Sirah-sirah para rasul termasuk Rasulullah shalallahu alaihi wassalam, mengungkapkan munculnya suatu emosi, perasaan yang mengombak-ombak pada saat wahyu pertama kali turun. Mereka merasakan risalah yang turun diluar kemampuan mereka untuk melaksanakannya.

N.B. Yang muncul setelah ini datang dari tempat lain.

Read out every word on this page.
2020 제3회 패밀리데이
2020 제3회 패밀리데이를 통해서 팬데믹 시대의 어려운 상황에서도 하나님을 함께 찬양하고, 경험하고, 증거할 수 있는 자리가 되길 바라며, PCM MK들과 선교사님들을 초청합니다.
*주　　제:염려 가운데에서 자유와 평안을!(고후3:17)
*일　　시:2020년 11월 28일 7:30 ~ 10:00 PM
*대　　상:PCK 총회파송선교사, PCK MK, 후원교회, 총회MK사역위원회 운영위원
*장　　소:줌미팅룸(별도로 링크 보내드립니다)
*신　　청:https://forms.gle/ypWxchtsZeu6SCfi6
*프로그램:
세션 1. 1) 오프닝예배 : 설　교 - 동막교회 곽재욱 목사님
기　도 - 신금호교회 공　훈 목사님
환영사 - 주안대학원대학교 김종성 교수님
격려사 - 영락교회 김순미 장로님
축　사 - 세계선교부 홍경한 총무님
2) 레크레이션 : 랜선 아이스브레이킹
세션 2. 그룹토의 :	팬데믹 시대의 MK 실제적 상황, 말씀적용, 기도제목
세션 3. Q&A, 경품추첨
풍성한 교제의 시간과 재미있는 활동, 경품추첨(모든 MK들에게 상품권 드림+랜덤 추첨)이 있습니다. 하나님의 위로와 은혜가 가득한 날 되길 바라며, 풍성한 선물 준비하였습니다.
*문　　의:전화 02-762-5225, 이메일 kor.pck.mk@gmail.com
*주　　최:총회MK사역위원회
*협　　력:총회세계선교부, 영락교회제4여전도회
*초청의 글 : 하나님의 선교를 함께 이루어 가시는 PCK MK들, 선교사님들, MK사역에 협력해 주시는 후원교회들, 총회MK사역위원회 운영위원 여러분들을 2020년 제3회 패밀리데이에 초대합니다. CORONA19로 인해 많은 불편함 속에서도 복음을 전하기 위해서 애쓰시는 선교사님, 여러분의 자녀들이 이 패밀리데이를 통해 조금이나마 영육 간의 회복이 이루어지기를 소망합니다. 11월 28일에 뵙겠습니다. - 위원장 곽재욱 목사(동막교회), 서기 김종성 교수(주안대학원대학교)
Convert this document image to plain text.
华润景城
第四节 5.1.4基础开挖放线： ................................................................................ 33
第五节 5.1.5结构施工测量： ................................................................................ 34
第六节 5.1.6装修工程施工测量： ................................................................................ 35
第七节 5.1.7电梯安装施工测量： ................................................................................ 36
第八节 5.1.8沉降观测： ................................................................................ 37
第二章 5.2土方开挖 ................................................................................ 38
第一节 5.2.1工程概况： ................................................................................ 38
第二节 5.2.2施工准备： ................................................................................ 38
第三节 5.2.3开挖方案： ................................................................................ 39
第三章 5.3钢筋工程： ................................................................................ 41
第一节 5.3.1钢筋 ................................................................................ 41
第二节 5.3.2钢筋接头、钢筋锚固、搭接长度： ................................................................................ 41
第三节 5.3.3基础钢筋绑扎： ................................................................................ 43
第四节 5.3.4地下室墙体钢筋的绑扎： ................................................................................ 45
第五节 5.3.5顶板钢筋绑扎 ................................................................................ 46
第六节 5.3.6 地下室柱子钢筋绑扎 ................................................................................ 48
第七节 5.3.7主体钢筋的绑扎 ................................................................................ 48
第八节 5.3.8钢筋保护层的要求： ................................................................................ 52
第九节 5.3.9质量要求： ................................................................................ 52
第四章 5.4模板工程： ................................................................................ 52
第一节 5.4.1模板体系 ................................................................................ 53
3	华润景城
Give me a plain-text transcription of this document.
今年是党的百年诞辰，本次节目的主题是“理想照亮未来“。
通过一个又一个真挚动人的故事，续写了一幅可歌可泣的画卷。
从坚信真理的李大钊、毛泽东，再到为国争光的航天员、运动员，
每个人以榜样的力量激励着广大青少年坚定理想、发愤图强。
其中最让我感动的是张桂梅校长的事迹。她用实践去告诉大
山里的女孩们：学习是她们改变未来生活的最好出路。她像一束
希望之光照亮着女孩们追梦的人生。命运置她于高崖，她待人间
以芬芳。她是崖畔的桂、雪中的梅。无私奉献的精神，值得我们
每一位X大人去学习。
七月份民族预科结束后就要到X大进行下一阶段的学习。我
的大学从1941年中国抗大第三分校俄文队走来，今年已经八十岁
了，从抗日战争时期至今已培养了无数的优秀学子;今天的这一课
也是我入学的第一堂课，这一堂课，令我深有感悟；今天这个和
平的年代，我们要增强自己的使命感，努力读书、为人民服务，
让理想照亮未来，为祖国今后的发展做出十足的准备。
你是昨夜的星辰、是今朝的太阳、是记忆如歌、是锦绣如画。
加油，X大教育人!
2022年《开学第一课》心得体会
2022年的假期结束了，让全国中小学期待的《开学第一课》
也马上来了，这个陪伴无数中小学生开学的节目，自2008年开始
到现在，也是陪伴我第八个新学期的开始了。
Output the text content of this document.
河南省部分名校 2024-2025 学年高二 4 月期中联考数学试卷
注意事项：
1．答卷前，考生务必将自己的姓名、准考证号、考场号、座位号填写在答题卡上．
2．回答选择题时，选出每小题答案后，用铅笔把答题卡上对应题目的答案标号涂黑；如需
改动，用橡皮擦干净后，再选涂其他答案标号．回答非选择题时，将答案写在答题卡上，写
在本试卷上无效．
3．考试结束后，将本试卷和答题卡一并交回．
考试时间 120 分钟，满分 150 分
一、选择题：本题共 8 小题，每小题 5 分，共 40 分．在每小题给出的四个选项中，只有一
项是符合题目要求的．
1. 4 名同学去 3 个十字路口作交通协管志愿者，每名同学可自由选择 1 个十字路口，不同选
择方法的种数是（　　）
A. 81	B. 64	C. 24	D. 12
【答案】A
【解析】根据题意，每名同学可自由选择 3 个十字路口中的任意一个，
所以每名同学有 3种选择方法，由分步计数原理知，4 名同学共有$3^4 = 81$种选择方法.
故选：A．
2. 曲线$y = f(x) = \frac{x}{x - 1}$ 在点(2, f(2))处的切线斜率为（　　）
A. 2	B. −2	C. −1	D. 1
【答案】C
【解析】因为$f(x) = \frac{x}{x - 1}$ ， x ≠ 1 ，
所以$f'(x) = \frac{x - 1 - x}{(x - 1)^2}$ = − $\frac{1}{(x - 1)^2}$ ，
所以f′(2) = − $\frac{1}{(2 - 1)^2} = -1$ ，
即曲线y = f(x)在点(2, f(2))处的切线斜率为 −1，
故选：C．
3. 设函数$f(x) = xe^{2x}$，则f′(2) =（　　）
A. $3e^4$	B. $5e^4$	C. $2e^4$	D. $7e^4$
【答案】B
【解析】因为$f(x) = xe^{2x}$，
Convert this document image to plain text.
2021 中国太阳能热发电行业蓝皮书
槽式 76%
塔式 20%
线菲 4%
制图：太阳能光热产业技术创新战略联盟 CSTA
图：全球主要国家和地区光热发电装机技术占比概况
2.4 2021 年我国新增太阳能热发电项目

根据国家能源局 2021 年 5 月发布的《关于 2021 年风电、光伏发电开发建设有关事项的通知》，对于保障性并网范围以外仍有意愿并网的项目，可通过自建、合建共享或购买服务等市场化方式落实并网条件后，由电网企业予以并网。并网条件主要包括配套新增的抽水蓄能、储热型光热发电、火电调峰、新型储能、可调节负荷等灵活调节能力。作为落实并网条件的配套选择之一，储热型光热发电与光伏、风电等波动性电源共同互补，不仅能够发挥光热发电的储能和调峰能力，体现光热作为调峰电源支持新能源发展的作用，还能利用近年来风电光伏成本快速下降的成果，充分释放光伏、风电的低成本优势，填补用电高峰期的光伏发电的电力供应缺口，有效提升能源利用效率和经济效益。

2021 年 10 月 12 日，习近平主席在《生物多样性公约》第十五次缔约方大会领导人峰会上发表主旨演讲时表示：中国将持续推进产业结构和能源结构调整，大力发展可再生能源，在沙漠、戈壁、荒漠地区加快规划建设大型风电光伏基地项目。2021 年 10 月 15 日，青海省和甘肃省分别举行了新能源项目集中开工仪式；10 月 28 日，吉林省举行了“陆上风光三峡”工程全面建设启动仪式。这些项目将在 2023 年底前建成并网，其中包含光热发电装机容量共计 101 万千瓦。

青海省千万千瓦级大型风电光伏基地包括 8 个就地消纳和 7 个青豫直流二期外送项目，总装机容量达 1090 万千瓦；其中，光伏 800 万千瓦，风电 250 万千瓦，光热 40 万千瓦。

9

Seperti Nabi Musa alaihissalam ketika mendapat perintah untuk menemui Firaun untuk menyampaikan risalah, Musa berkata:

قَالَ رَبِّ إِنِّي أَخَافُ أَنْ يُكَذِّبُونِ (12) وَيَضِيقُ صَدْرِي وَلَا يَنْطَلِقُ لِسَانِي فَأَرْسِلْ إِلَى هَارُونَ (13) وَلَهُمْ عَلَيَّ ذَنْبٌ فَأَخَافُ أَنْ يَقْتُلُونِ

“Berkata Musa: "Ya Rabbku, sesungguhnya aku takut bahwa mereka akan mendustakan aku. Dan (karenanya) sempitlah dadaku dan tidak lancar lidahku maka utuslah (Jibril) kepada Harun. Dan aku memiliki dosa terhadap mereka, maka aku takut mereka akan membunuhku.” (Asy-Syuara: 12-14)

Demikian pula terjadi pada beliau shalallahu alaihi wassalam saat mengetahui nantinya akan diusir oleh kaumnya dari Mekah sebagaimana dikabarkan oleh lelaki shalih Waraqah bin Nufail. Beliau seakan tidak percaya dengan balik bertanya:

أو مخرجي هم؟

“Apakah mereka benar akan mengusirku?” (Al-Bukhari dan Muslim)

Dimaklumi, pertanyaan-pertanyaan berat dalam hati terdetik ketika diri dalam keadaan kepayahan, kesempitan dan kegalauan.